What's the intuition behind the conjugate gradient method?

I have been searching for an intuitive explanation of the conjugate gradient method (as it relates to gradient descent) for at least two years without luck.

I even find articles like "An Introduction to the Conjugate Gradient Method Without the Agonizing Pain" hard to understand.

Intuitively, what does this method do (e.g. geometrically) and why does it outperform gradient descent?


Just giving an intuitive overview. Michael Zubilevsky's lectures go through it in more technical detail.

Consider the quadratic objective $f(x) = x^T Q x + b^T x$. Geometrically, CG tries to "unwarp" some of the geometry induced by the quadratic form $Q$.

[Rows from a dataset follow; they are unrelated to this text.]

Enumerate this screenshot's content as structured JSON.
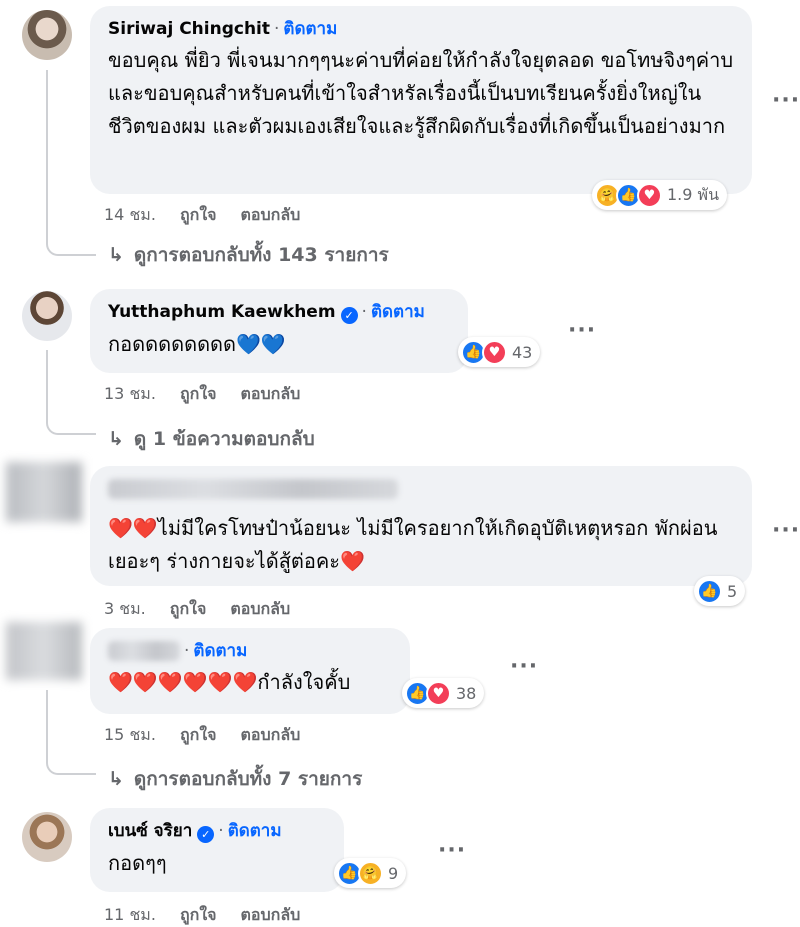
{
  "follow_label": "ติดตาม",
  "like_label": "ถูกใจ",
  "reply_label": "ตอบกลับ",
  "more_label": "···",
  "comments": [
    {
      "name": "Siriwaj Chingchit",
      "verified": false,
      "text": "ขอบคุณ พี่ยิว พี่เจนมากๆๆนะค่าบที่ค่อยให้กำลังใจยุตลอด ขอโทษจิงๆค่าบและขอบคุณสำหรับคนที่เข้าใจสำหรัลเรื่องนี้เป็นบทเรียนครั้งยิ่งใหญ่ในชีวิตของผม และตัวผมเองเสียใจและรู้สึกผิดกับเรื่องที่เกิดขึ้นเป็นอย่างมาก",
      "time": "14 ชม.",
      "reactions": [
        "care",
        "like",
        "love"
      ],
      "reaction_count": "1.9 พัน",
      "replies": "ดูการตอบกลับทั้ง 143 รายการ"
    },
    {
      "name": "Yutthaphum Kaewkhem",
      "verified": true,
      "text": "กอดดดดดดดด💙💙",
      "time": "13 ชม.",
      "reactions": [
        "like",
        "love"
      ],
      "reaction_count": "43",
      "replies": "ดู 1 ข้อความตอบกลับ"
    },
    {
      "name": "",
      "verified": false,
      "text": "❤️❤️ไม่มีใครโทษป๋าน้อยนะ ไม่มีใครอยากให้เกิดอุบัติเหตุหรอก พักผ่อนเยอะๆ ร่างกายจะได้สู้ต่อคะ❤️",
      "time": "3 ชม.",
      "reactions": [
        "like"
      ],
      "reaction_count": "5",
      "replies": ""
    },
    {
      "name": "",
      "verified": false,
      "text": "❤️❤️❤️❤️❤️❤️กำลังใจคั้บ",
      "time": "15 ชม.",
      "reactions": [
        "like",
        "love"
      ],
      "reaction_count": "38",
      "replies": "ดูการตอบกลับทั้ง 7 รายการ"
    },
    {
      "name": "เบนซ์ จริยา",
      "verified": true,
      "text": "กอดๆๆ",
      "time": "11 ชม.",
      "reactions": [
        "like",
        "care"
      ],
      "reaction_count": "9",
      "replies": ""
    }
  ]
}
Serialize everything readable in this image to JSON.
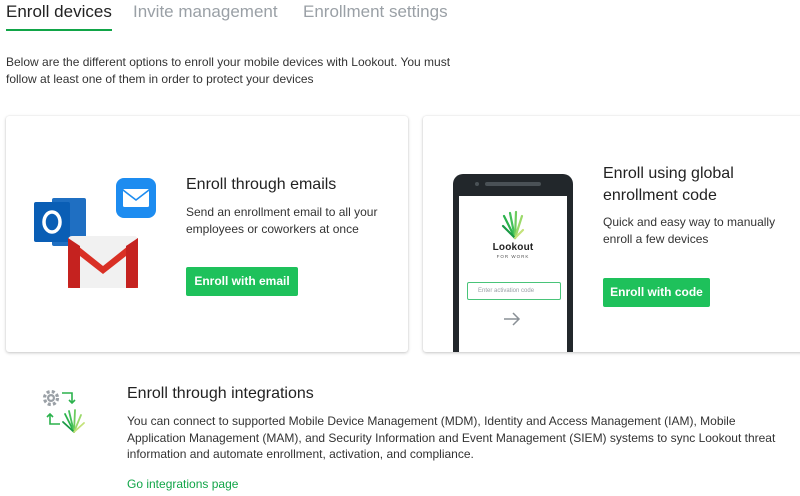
{
  "tabs": [
    {
      "label": "Enroll devices",
      "active": true
    },
    {
      "label": "Invite management",
      "active": false
    },
    {
      "label": "Enrollment settings",
      "active": false
    }
  ],
  "intro": "Below are the different options to enroll your mobile devices with Lookout. You must follow at least one of them in order to protect your devices",
  "cards": {
    "email": {
      "title": "Enroll through emails",
      "description": "Send an enrollment email to all your employees or coworkers at once",
      "button": "Enroll with email",
      "icons": [
        "outlook-icon",
        "apple-mail-icon",
        "gmail-icon"
      ]
    },
    "code": {
      "title": "Enroll using global enrollment code",
      "description": "Quick and easy way to manually enroll a few devices",
      "button": "Enroll with code",
      "phone": {
        "brand": "Lookout",
        "brand_sub": "FOR WORK",
        "input_placeholder": "Enter activation code"
      }
    }
  },
  "integrations": {
    "title": "Enroll through integrations",
    "description": "You can connect to supported Mobile Device Management (MDM), Identity and Access Management (IAM), Mobile Application Management (MAM), and Security Information and Event Management (SIEM) systems to sync Lookout threat information and automate enrollment, activation, and compliance.",
    "link": "Go integrations page"
  },
  "colors": {
    "accent": "#1ec15b",
    "link": "#11a548",
    "tab_inactive": "#9aa0a6"
  }
}
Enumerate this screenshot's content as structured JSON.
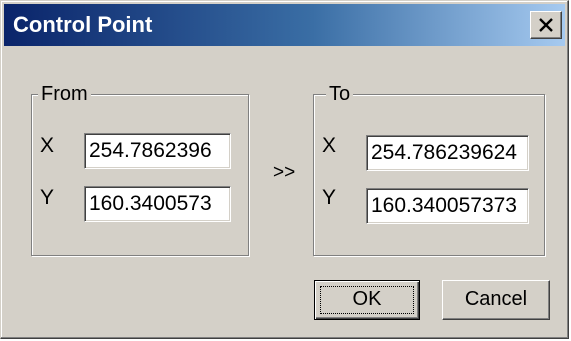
{
  "window": {
    "title": "Control Point",
    "close_icon": "close-x-icon"
  },
  "from_group": {
    "legend": "From",
    "x_label": "X",
    "y_label": "Y",
    "x_value": "254.7862396",
    "y_value": "160.3400573"
  },
  "to_group": {
    "legend": "To",
    "x_label": "X",
    "y_label": "Y",
    "x_value": "254.786239624",
    "y_value": "160.340057373"
  },
  "arrow": ">>",
  "buttons": {
    "ok": "OK",
    "cancel": "Cancel"
  },
  "colors": {
    "face": "#d4d0c8",
    "title_start": "#0a246a",
    "title_end": "#a6caf0"
  }
}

To build intuition, consider $Q \in \mathbb{R}^{2\times 2}$. If $Q = I$, then the contours of $f$ are circles. If $Q$ is diagonal, then the contours of $f$ are $x$-axis and $y$-axis aligned ellipses. If $Q$ has off-diagonal components as well, then there is "correlation" between the $x$ and $y$ directions, so the contours are ellipses whose principal axes are a combination of the $x$- and $y$-axis.

Now consider performing coordinate descent in the $Q=I$ or $Q$ diagonal case. We can reach the optimum in at most $2$ steps by viewing the problem as two $1$-dimensional minimization problems over each coordinate. We have this property because the $x$- and $y$-axis are orthogonal, and they "align" with the geometry of $Q$.

In the case where $Q$ contains off-diagonal components, CG finds orthogonal directions in $Q$'s geometry so that we can perform coordinate descent. We can use Gram-Schmidt to do the orthogonalization to find orthogonal directions, but if we start by orthogonalizing against the gradient, then we observe a lot of simplification in the update rule.

It outperforms gradient descent because by orthogonality of search directions, we ensure that we're never repeating a step along a direction we've searched in before. Thus we get rid of the "zig-zagging" of GD.

[EDIT: some additional notes here]


Check the full version of

Shewchuk (1994) An Introdution to the Conjugate Gradient Method without Pain

This pdf is a 64 page document with 40+ figures (full of geometric insights). The version you got is just a 17 page version of the full document, without figures.